Removing first shrq_n_u8 turns the code into the good one

int MoveMask(uint8x16_t input) { uint32x4_t paired16 = vreinterpretq_u32_u16(vsraq_n_u16(input, input, 7)); uint64x2_t paired32 = vreinterpretq_u64_u32(vsraq_n_u32(paired16, paired16, 14)); uint8x16_t paired64 = vreinterpretq_u8_u64(vsraq_n_u64(paired32, paired32, 28)); return vgetq_lane_u8(paired64, 0) | ((int) vgetq_lane_u8(paired64, 8) << 8); }

        usra    v0.8h, v0.8h, #&#8203;7
        usra    v0.4s, v0.4s, #&#8203;14
        usra    v0.2d, v0.2d, #&#8203;28
        umov    w0, v0.b[0]
        umov    w8, v0.b[8]
        bfi     w0, w8, #&#8203;8, #&#8203;8
        ret

And actually there are tests on that in AArch64/arm64-vsra.ll to check that. I believe it comes from DAGCombiner::visitAdd and it can prove that + is the same as or in

if ((!LegalOperations || TLI.isOperationLegal(ISD::OR, VT)) && DAG.haveNoCommonBitsSet(N0, N1)) return DAG.getNode(ISD::OR, DL, VT, N0, N1);

Yeah, we probably need something like AddLikeOrOp

danlark1 commented 3 years ago

Let me bump this once again, new zstd 1.5.0 lost performance with the new update because of this

https://github.com/facebook/zstd/pull/2494#issuecomment-829631487

I can try to fix on my own, just need some guidance probably

4c958a03-4ad7-407c-a85b-320d9a7221b0 commented 3 years ago

Those instructions do indeed look redundant. I've put up https://reviews.llvm.org/D98599 to improve the lowering.
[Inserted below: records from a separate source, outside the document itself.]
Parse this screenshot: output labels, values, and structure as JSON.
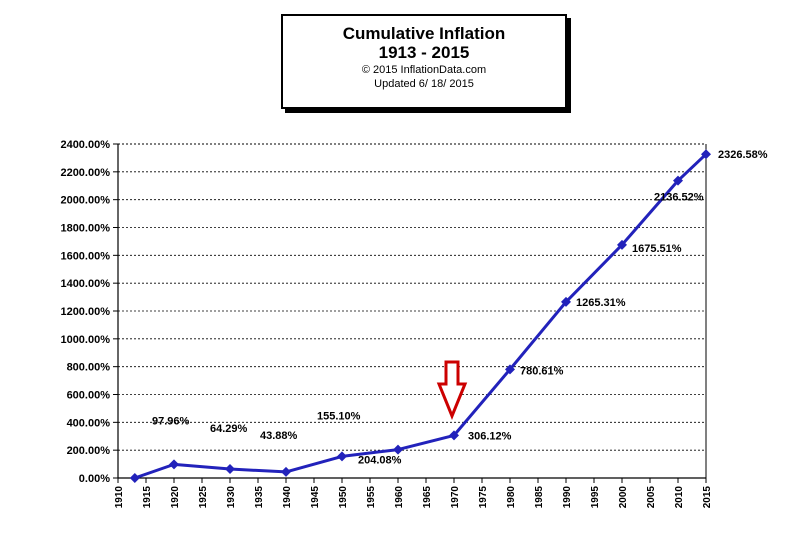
{
  "chart_data": {
    "type": "line",
    "title": "Cumulative Inflation",
    "subtitle": "1913 - 2015",
    "copyright": "© 2015 InflationData.com",
    "updated": "Updated  6/ 18/ 2015",
    "ylim": [
      0,
      2400
    ],
    "yticks": [
      "0.00%",
      "200.00%",
      "400.00%",
      "600.00%",
      "800.00%",
      "1000.00%",
      "1200.00%",
      "1400.00%",
      "1600.00%",
      "1800.00%",
      "2000.00%",
      "2200.00%",
      "2400.00%"
    ],
    "xlim": [
      1910,
      2015
    ],
    "xticks": [
      "1910",
      "1915",
      "1920",
      "1925",
      "1930",
      "1935",
      "1940",
      "1945",
      "1950",
      "1955",
      "1960",
      "1965",
      "1970",
      "1975",
      "1980",
      "1985",
      "1990",
      "1995",
      "2000",
      "2005",
      "2010",
      "2015"
    ],
    "grid": true,
    "line_color": "#2222bb",
    "arrow_color": "#cc0000",
    "series": [
      {
        "x": [
          1913,
          1920,
          1930,
          1940,
          1950,
          1960,
          1970,
          1980,
          1990,
          2000,
          2010,
          2015
        ],
        "values": [
          0,
          97.96,
          64.29,
          43.88,
          155.1,
          204.08,
          306.12,
          780.61,
          1265.31,
          1675.51,
          2136.52,
          2326.58
        ]
      }
    ],
    "data_labels": [
      "",
      "97.96%",
      "64.29%",
      "43.88%",
      "155.10%",
      "204.08%",
      "306.12%",
      "780.61%",
      "1265.31%",
      "1675.51%",
      "2136.52%",
      "2326.58%"
    ],
    "annotation": {
      "type": "arrow-down",
      "x": 1970
    }
  }
}
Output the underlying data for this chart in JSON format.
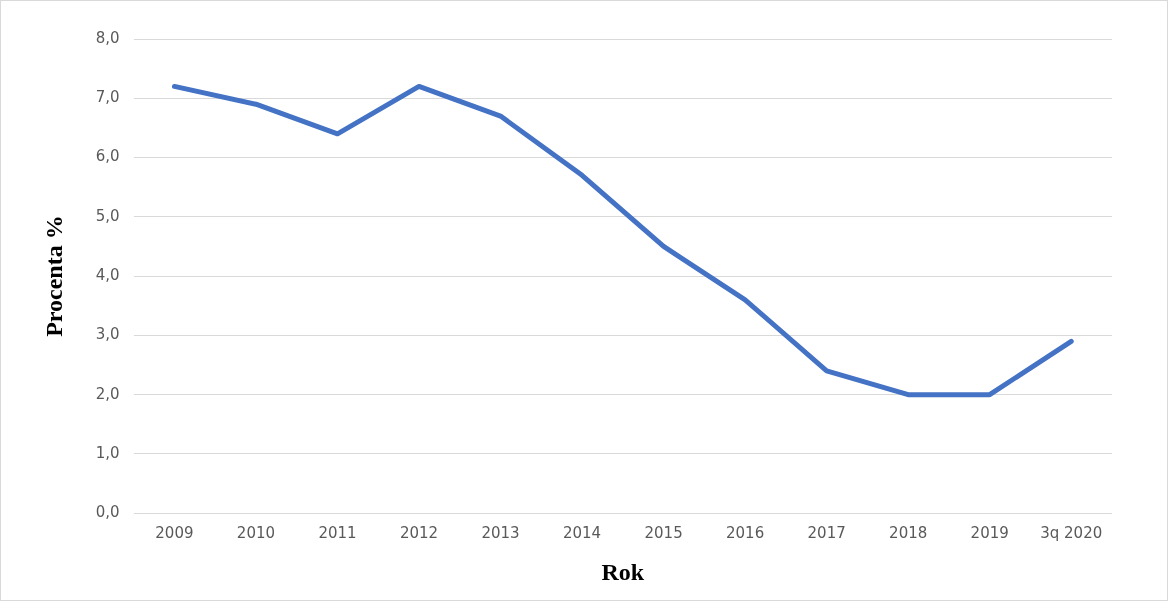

The ushr+orr I haven't looked at in any depth, but llvm is likely being helpful by turning the Add into an Or. That needs to be turned back using something like IsOrAdd or AddLikeOrOp used in other backends (although known bits may be needed for the aarch64 shifts to make that work).